Ozzie Smith charged out of the dugout every home game doing his famous backflips, which made me feel good inside. The Wizard’s grand entrance will be one of those memories I hope to tell my grandkids about someday. The Cardinals shortstop backed it up on the field, making every play with elegance and flash. He’s one of those players I wish I could have appreciated more as a kid, much like the way I took Michael Jordan for granted. I realized how important it is to soak up the greatness of some of the great players in the game, no matter what team they play for.

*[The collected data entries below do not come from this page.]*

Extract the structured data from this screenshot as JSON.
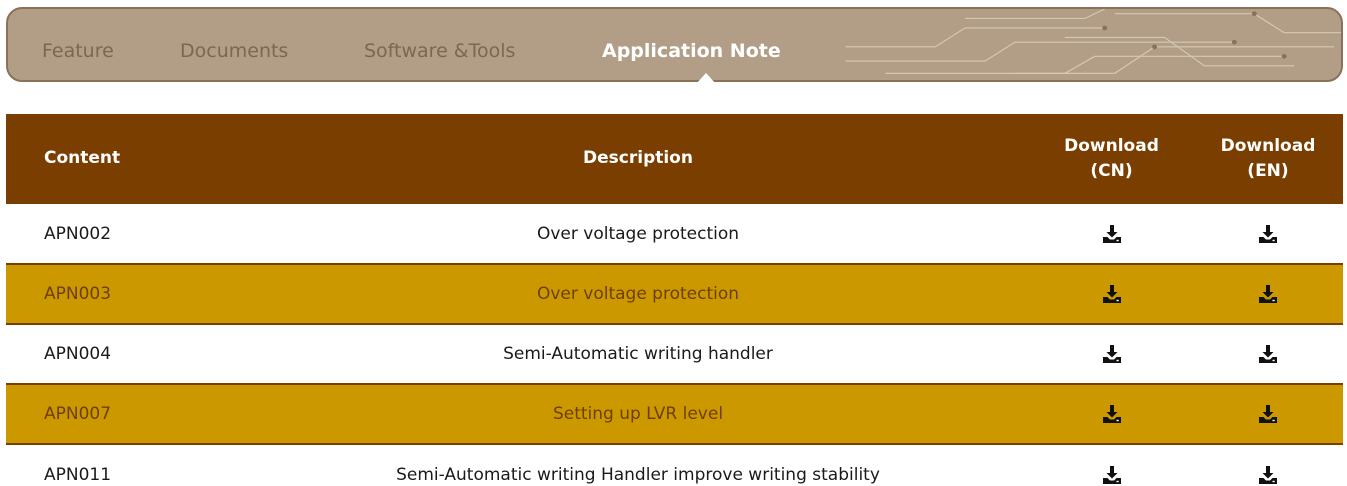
{
  "tabs": [
    {
      "label": "Feature",
      "active": false
    },
    {
      "label": "Documents",
      "active": false
    },
    {
      "label": "Software &Tools",
      "active": false
    },
    {
      "label": "Application Note",
      "active": true
    }
  ],
  "table": {
    "headers": {
      "content": "Content",
      "description": "Description",
      "download_cn_line1": "Download",
      "download_cn_line2": "(CN)",
      "download_en_line1": "Download",
      "download_en_line2": "(EN)"
    },
    "rows": [
      {
        "content": "APN002",
        "description": "Over voltage protection"
      },
      {
        "content": "APN003",
        "description": "Over voltage protection"
      },
      {
        "content": "APN004",
        "description": "Semi-Automatic writing handler"
      },
      {
        "content": "APN007",
        "description": "Setting up LVR level"
      },
      {
        "content": "APN011",
        "description": "Semi-Automatic writing Handler improve writing stability"
      }
    ]
  },
  "icons": {
    "download": "download-icon",
    "tab_pointer": "caret-up-icon"
  },
  "colors": {
    "tab_bar_bg": "#b29e86",
    "tab_inactive_text": "#7b6754",
    "tab_active_text": "#ffffff",
    "header_bg": "#7a3e00",
    "band_bg": "#cc9800",
    "band_text": "#6e3f00"
  }
}
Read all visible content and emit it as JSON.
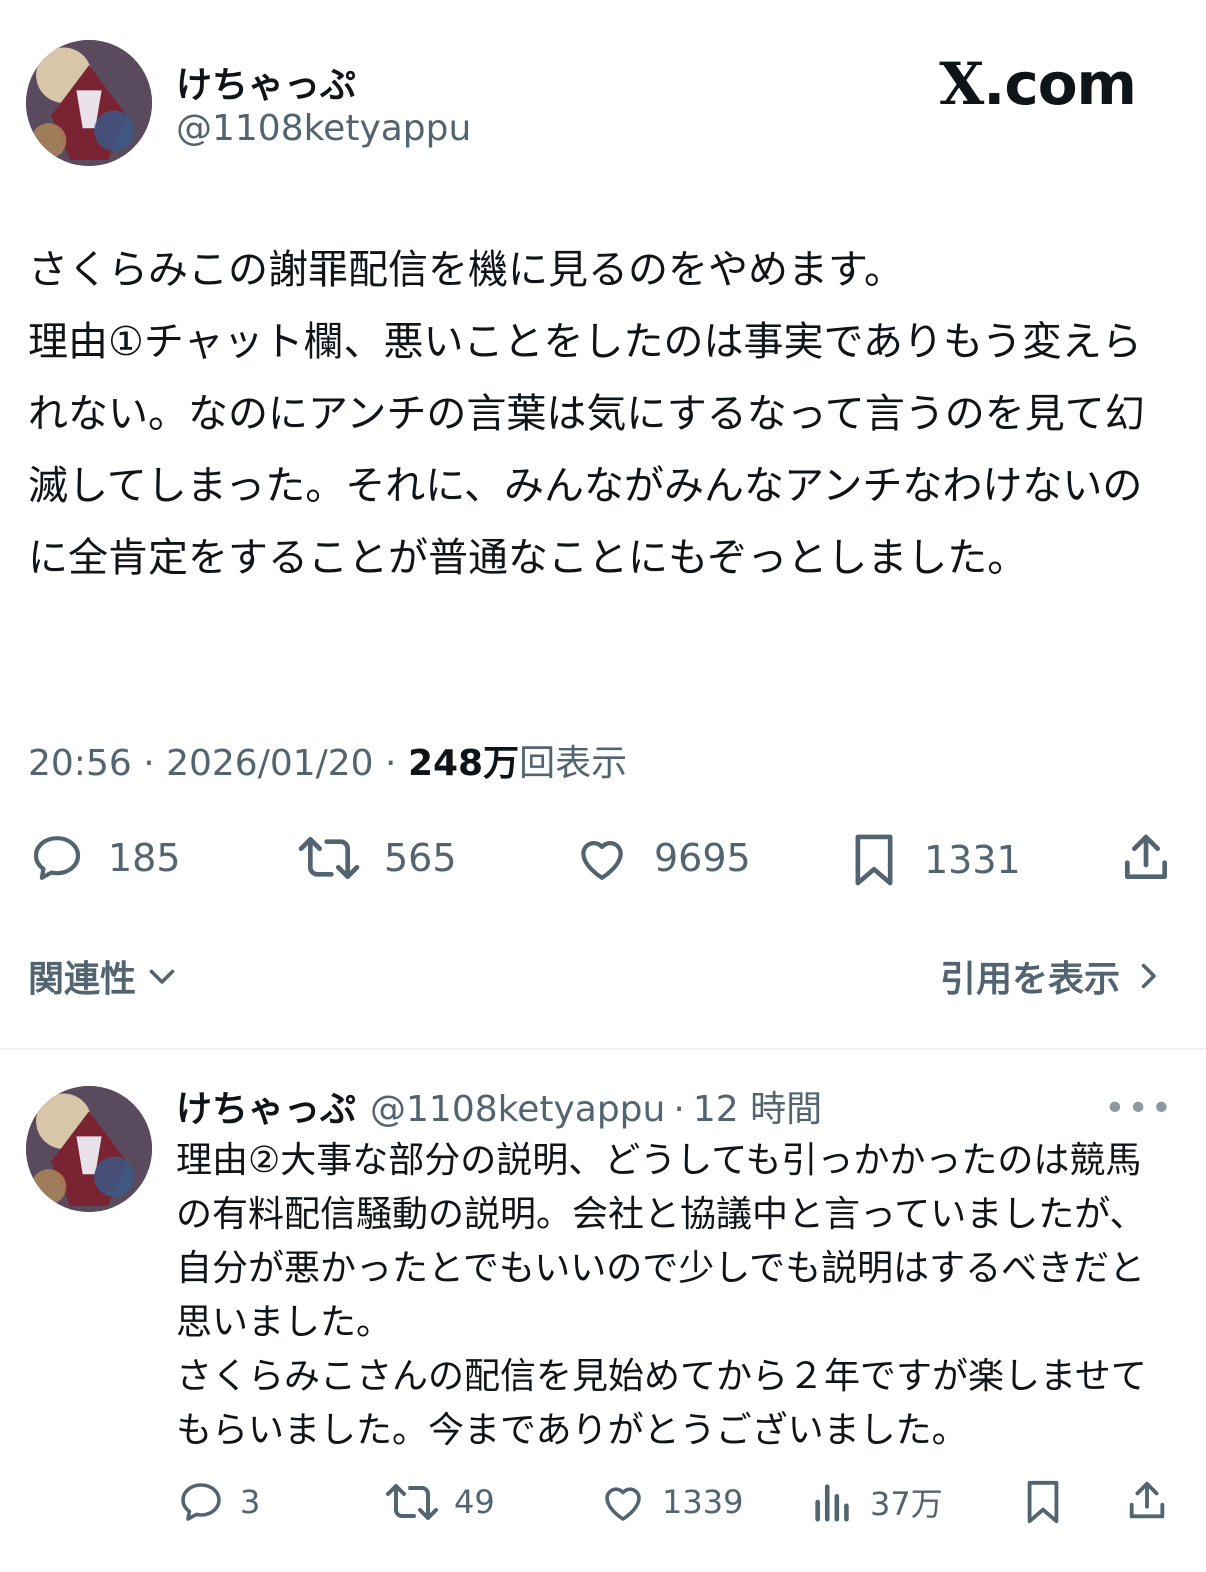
{
  "brand": {
    "text": ".com",
    "mark": "X"
  },
  "main_tweet": {
    "display_name": "けちゃっぷ",
    "handle": "@1108ketyappu",
    "text": "さくらみこの謝罪配信を機に見るのをやめます。\n理由①チャット欄、悪いことをしたのは事実でありもう変えられない。なのにアンチの言葉は気にするなって言うのを見て幻滅してしまった。それに、みんながみんなアンチなわけないのに全肯定をすることが普通なことにもぞっとしました。",
    "time": "20:56",
    "date": "2026/01/20",
    "views_number": "248万",
    "views_label": "回表示",
    "separator": " · ",
    "stats": {
      "replies": "185",
      "retweets": "565",
      "likes": "9695",
      "bookmarks": "1331"
    },
    "relevance_label": "関連性",
    "show_quotes_label": "引用を表示"
  },
  "reply_tweet": {
    "display_name": "けちゃっぷ",
    "handle": "@1108ketyappu",
    "dot": "·",
    "time": "12 時間",
    "more": "•••",
    "text": "理由②大事な部分の説明、どうしても引っかかったのは競馬の有料配信騒動の説明。会社と協議中と言っていましたが、自分が悪かったとでもいいので少しでも説明はするべきだと思いました。\nさくらみこさんの配信を見始めてから２年ですが楽しませてもらいました。今までありがとうございました。",
    "stats": {
      "replies": "3",
      "retweets": "49",
      "likes": "1339",
      "views": "37万"
    }
  },
  "icons": {
    "reply": "reply-icon",
    "retweet": "retweet-icon",
    "like": "heart-icon",
    "bookmark": "bookmark-icon",
    "share": "share-icon",
    "views": "views-icon",
    "chevron_down": "chevron-down-icon",
    "chevron_right": "chevron-right-icon"
  },
  "colors": {
    "text": "#0f1419",
    "secondary": "#536471",
    "divider": "#eff3f4"
  }
}
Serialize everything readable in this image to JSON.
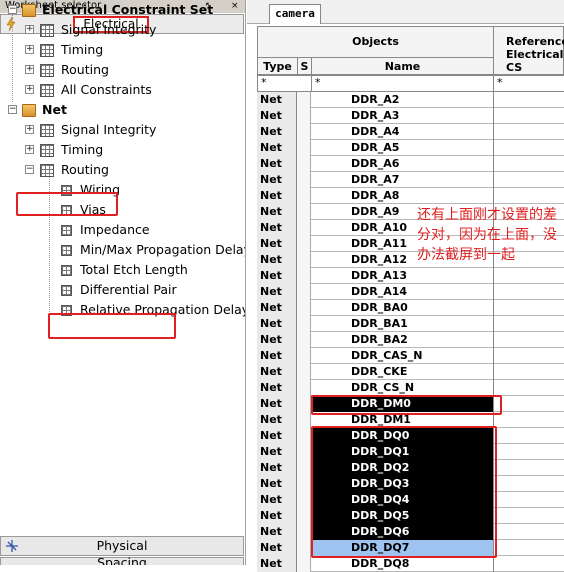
{
  "worksheet_selector": {
    "title": "Worksheet selector",
    "pin": "↖",
    "close": "×",
    "active_tab": "Electrical",
    "tree": [
      {
        "label": "Electrical Constraint Set",
        "bold": true
      },
      {
        "label": "Signal Integrity"
      },
      {
        "label": "Timing"
      },
      {
        "label": "Routing"
      },
      {
        "label": "All Constraints"
      },
      {
        "label": "Net",
        "bold": true
      },
      {
        "label": "Signal Integrity"
      },
      {
        "label": "Timing"
      },
      {
        "label": "Routing"
      },
      {
        "label": "Wiring"
      },
      {
        "label": "Vias"
      },
      {
        "label": "Impedance"
      },
      {
        "label": "Min/Max Propagation Delay"
      },
      {
        "label": "Total Etch Length"
      },
      {
        "label": "Differential Pair"
      },
      {
        "label": "Relative Propagation Delay"
      }
    ],
    "bottom_tabs": [
      "Physical",
      "Spacing"
    ]
  },
  "main": {
    "tab": "camera",
    "headers": {
      "objects": "Objects",
      "type": "Type",
      "s": "S",
      "name": "Name",
      "ref1": "Reference",
      "ref2": "Electrical CS"
    },
    "filter": {
      "type": "*",
      "name": "*",
      "ref": "*"
    },
    "rows": [
      {
        "type": "Net",
        "name": "DDR_A2",
        "state": ""
      },
      {
        "type": "Net",
        "name": "DDR_A3",
        "state": ""
      },
      {
        "type": "Net",
        "name": "DDR_A4",
        "state": ""
      },
      {
        "type": "Net",
        "name": "DDR_A5",
        "state": ""
      },
      {
        "type": "Net",
        "name": "DDR_A6",
        "state": ""
      },
      {
        "type": "Net",
        "name": "DDR_A7",
        "state": ""
      },
      {
        "type": "Net",
        "name": "DDR_A8",
        "state": ""
      },
      {
        "type": "Net",
        "name": "DDR_A9",
        "state": ""
      },
      {
        "type": "Net",
        "name": "DDR_A10",
        "state": ""
      },
      {
        "type": "Net",
        "name": "DDR_A11",
        "state": ""
      },
      {
        "type": "Net",
        "name": "DDR_A12",
        "state": ""
      },
      {
        "type": "Net",
        "name": "DDR_A13",
        "state": ""
      },
      {
        "type": "Net",
        "name": "DDR_A14",
        "state": ""
      },
      {
        "type": "Net",
        "name": "DDR_BA0",
        "state": ""
      },
      {
        "type": "Net",
        "name": "DDR_BA1",
        "state": ""
      },
      {
        "type": "Net",
        "name": "DDR_BA2",
        "state": ""
      },
      {
        "type": "Net",
        "name": "DDR_CAS_N",
        "state": ""
      },
      {
        "type": "Net",
        "name": "DDR_CKE",
        "state": ""
      },
      {
        "type": "Net",
        "name": "DDR_CS_N",
        "state": ""
      },
      {
        "type": "Net",
        "name": "DDR_DM0",
        "state": "sel"
      },
      {
        "type": "Net",
        "name": "DDR_DM1",
        "state": ""
      },
      {
        "type": "Net",
        "name": "DDR_DQ0",
        "state": "sel"
      },
      {
        "type": "Net",
        "name": "DDR_DQ1",
        "state": "sel"
      },
      {
        "type": "Net",
        "name": "DDR_DQ2",
        "state": "sel"
      },
      {
        "type": "Net",
        "name": "DDR_DQ3",
        "state": "sel"
      },
      {
        "type": "Net",
        "name": "DDR_DQ4",
        "state": "sel"
      },
      {
        "type": "Net",
        "name": "DDR_DQ5",
        "state": "sel"
      },
      {
        "type": "Net",
        "name": "DDR_DQ6",
        "state": "sel"
      },
      {
        "type": "Net",
        "name": "DDR_DQ7",
        "state": "hl"
      },
      {
        "type": "Net",
        "name": "DDR_DQ8",
        "state": ""
      }
    ]
  },
  "annotation": "还有上面刚才设置的差分对，因为在上面，没办法截屏到一起",
  "colors": {
    "annotation_red": "#e02020",
    "selection": "#000000",
    "highlight": "#9fc3f0"
  }
}
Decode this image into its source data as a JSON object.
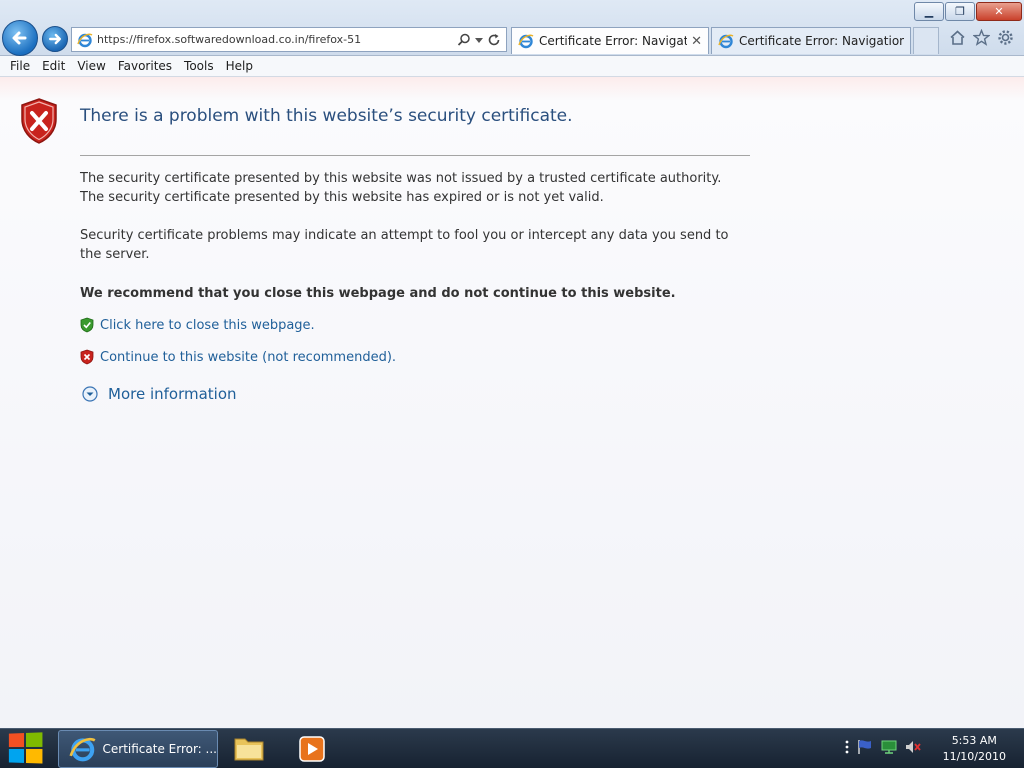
{
  "window": {
    "minimize": "▁",
    "maximize": "❐",
    "close": "✕"
  },
  "address": {
    "url": "https://firefox.softwaredownload.co.in/firefox-51"
  },
  "tabs": [
    {
      "label": "Certificate Error: Navigatio...",
      "close": "✕"
    },
    {
      "label": "Certificate Error: Navigation Bl..."
    }
  ],
  "menu": [
    "File",
    "Edit",
    "View",
    "Favorites",
    "Tools",
    "Help"
  ],
  "page": {
    "title": "There is a problem with this website’s security certificate.",
    "line1": "The security certificate presented by this website was not issued by a trusted certificate authority.",
    "line2": "The security certificate presented by this website has expired or is not yet valid.",
    "line3": "Security certificate problems may indicate an attempt to fool you or intercept any data you send to the server.",
    "recommend": "We recommend that you close this webpage and do not continue to this website.",
    "close_link": "Click here to close this webpage.",
    "continue_link": "Continue to this website (not recommended).",
    "more_info": "More information"
  },
  "taskbar": {
    "ie_label": "Certificate Error: ...",
    "time": "5:53 AM",
    "date": "11/10/2010"
  },
  "colors": {
    "link": "#1f5f99",
    "title": "#2a4f7e",
    "shield_red": "#c8231d",
    "shield_green": "#3a9a2e"
  },
  "icons": [
    "back-icon",
    "forward-icon",
    "ie-icon",
    "search-icon",
    "dropdown-icon",
    "refresh-icon",
    "home-icon",
    "favorites-star-icon",
    "tools-gear-icon",
    "red-shield-icon",
    "green-shield-icon",
    "chevron-down-circle-icon",
    "windows-logo-icon",
    "folder-icon",
    "media-player-icon",
    "flag-icon",
    "network-icon",
    "speaker-muted-icon"
  ]
}
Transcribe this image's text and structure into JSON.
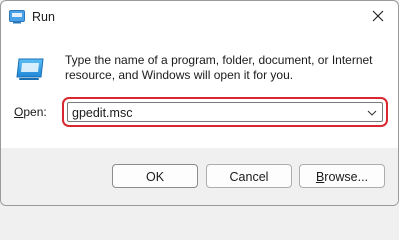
{
  "window": {
    "title": "Run",
    "close_glyph": "✕",
    "icons": {
      "app": "run-icon",
      "dialog": "run-dialog-icon",
      "close": "close-icon",
      "dropdown": "chevron-down-icon"
    },
    "colors": {
      "accent": "#0067c0",
      "highlight_border": "#d9282f"
    }
  },
  "content": {
    "description_line1": "Type the name of a program, folder, document, or Internet",
    "description_line2": "resource, and Windows will open it for you.",
    "open_label_accel": "O",
    "open_label_rest": "pen:",
    "open_value": "gpedit.msc"
  },
  "buttons": {
    "ok": "OK",
    "cancel": "Cancel",
    "browse_accel": "B",
    "browse_rest": "rowse..."
  }
}
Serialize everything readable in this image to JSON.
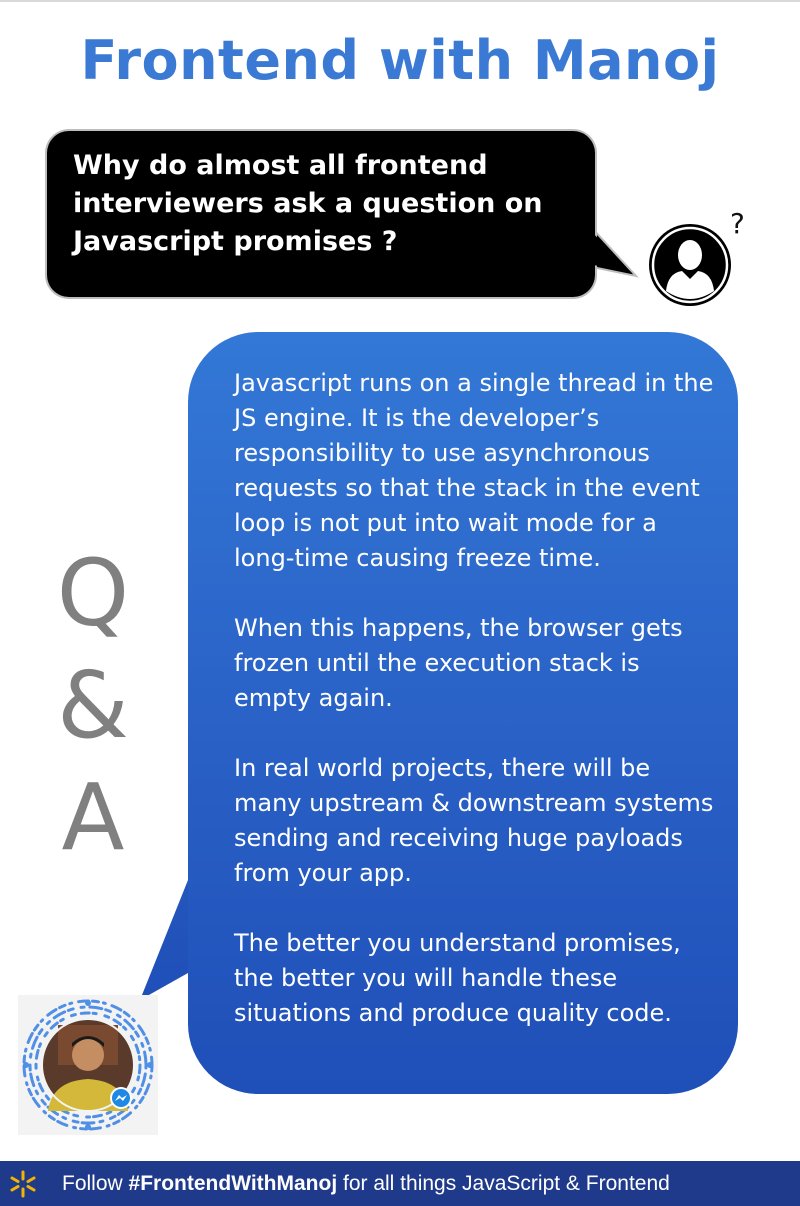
{
  "header": {
    "title": "Frontend with Manoj"
  },
  "question": {
    "lines": [
      "Why do almost all frontend",
      "interviewers ask a question on",
      "Javascript promises ?"
    ],
    "mark": "?",
    "avatar_icon": "user-silhouette-icon"
  },
  "qa_label": {
    "q": "Q",
    "amp": "&",
    "a": "A"
  },
  "answer": {
    "paragraphs": [
      "Javascript runs on a single thread in the JS engine. It is the developer’s responsibility to use asynchronous requests so that the stack in the event loop is not put into wait mode for a long-time causing freeze time.",
      "When this happens, the browser gets frozen until the execution stack is empty again.",
      "In real world projects, there will be many upstream & downstream systems sending and receiving huge payloads from your app.",
      "The better you understand promises, the better you will handle these situations and produce quality code."
    ]
  },
  "messenger_code": {
    "icon": "messenger-code-icon",
    "badge_icon": "messenger-badge-icon"
  },
  "footer": {
    "prefix": "Follow ",
    "hashtag": "#FrontendWithManoj",
    "suffix": " for all things JavaScript & Frontend",
    "icon": "spark-icon"
  },
  "colors": {
    "title": "#3b7ad4",
    "answer_bubble": "#2a62c7",
    "footer_bg": "#1f3a8a",
    "spark": "#f5b400"
  }
}
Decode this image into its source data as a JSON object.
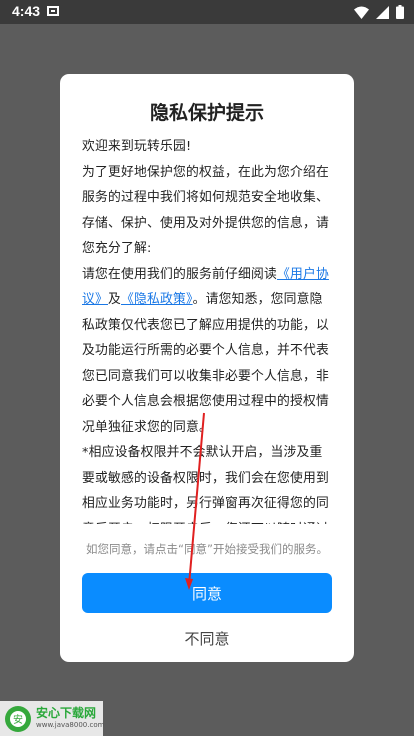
{
  "status": {
    "time": "4:43"
  },
  "dialog": {
    "title": "隐私保护提示",
    "p1": "欢迎来到玩转乐园!",
    "p2": "为了更好地保护您的权益，在此为您介绍在服务的过程中我们将如何规范安全地收集、存储、保护、使用及对外提供您的信息，请您充分了解:",
    "p3_before": "请您在使用我们的服务前仔细阅读",
    "link_user": "《用户协议》",
    "p3_and": "及",
    "link_privacy": "《隐私政策》",
    "p3_after": "。请您知悉，您同意隐私政策仅代表您已了解应用提供的功能，以及功能运行所需的必要个人信息，并不代表您已同意我们可以收集非必要个人信息，非必要个人信息会根据您使用过程中的授权情况单独征求您的同意。",
    "p4": "*相应设备权限并不会默认开启，当涉及重要或敏感的设备权限时，我们会在您使用到相应业务功能时，另行弹窗再次征得您的同意后开启；权限开启后，您还可以随时通过设备设置关闭权限；你不同意开启权限，将不会影响其",
    "agree_hint": "如您同意，请点击“同意”开始接受我们的服务。",
    "agree_label": "同意",
    "disagree_label": "不同意"
  },
  "watermark": {
    "name": "安心下载网",
    "url": "www.java8000.com",
    "logo_text": "安 "
  }
}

In Game 4, Al Newman talked about the rally caps brought up from the Portland Beavers in September that year. Every time there were 2 outs and a 2-2 count, everyone in the dugout would take off their cap, turn it over, and start shaking it back and forth. Going into that game, Twins hitters hit safely 6 straight at bats in that situation. Of course, as soon as they played the clip of Newman explaining it, Greg Gagne swung through a slider low and away to end the rally.
Left-hander Greg Mathews started Game 4 for St. Louis. The Twins drafted Mathews out of high school in 1980, but he decided not to sign for the $8K to $10K he would have been paid. Instead, Mathews became a 10th Round pick for the Cardinals in 1984. He was removed from that game in the 4th inning with a quad injury, and eventually played parts of only 5 seasons in the major leagues.
The Cardinals played the 1987 World Series without the services of two of their best players, first baseman Jack Clark and third baseman Terry Pendleton. Clark started his last game of the ’87 season on September 9th before getting hurt. Clark led the Cardinals that season in home runs, RBI’s, walked 136 times, and finished with an OPS of 1.055. Pendleton hit .286 with 96 RBI’s and 29 doubles. It’s intriguing to wonder how the results of the Series would have changed had these two stars been healthy and available.
The Cardinals outscored the Twins in St. Louis 14-5 in the three games at home. Minnesota led for only one inning the whole trip, as the Cards flipped the script from the first two games in the Metrodome. St. Louis did everything right at home; they bunted, took extra bases, prolonged at bats, stole bases, and made nearly every play in the field. Their performance at home made rookie manager Tom Kelly blush and put the Twins’ preverbial backs against the wall heading back to Minneapolis.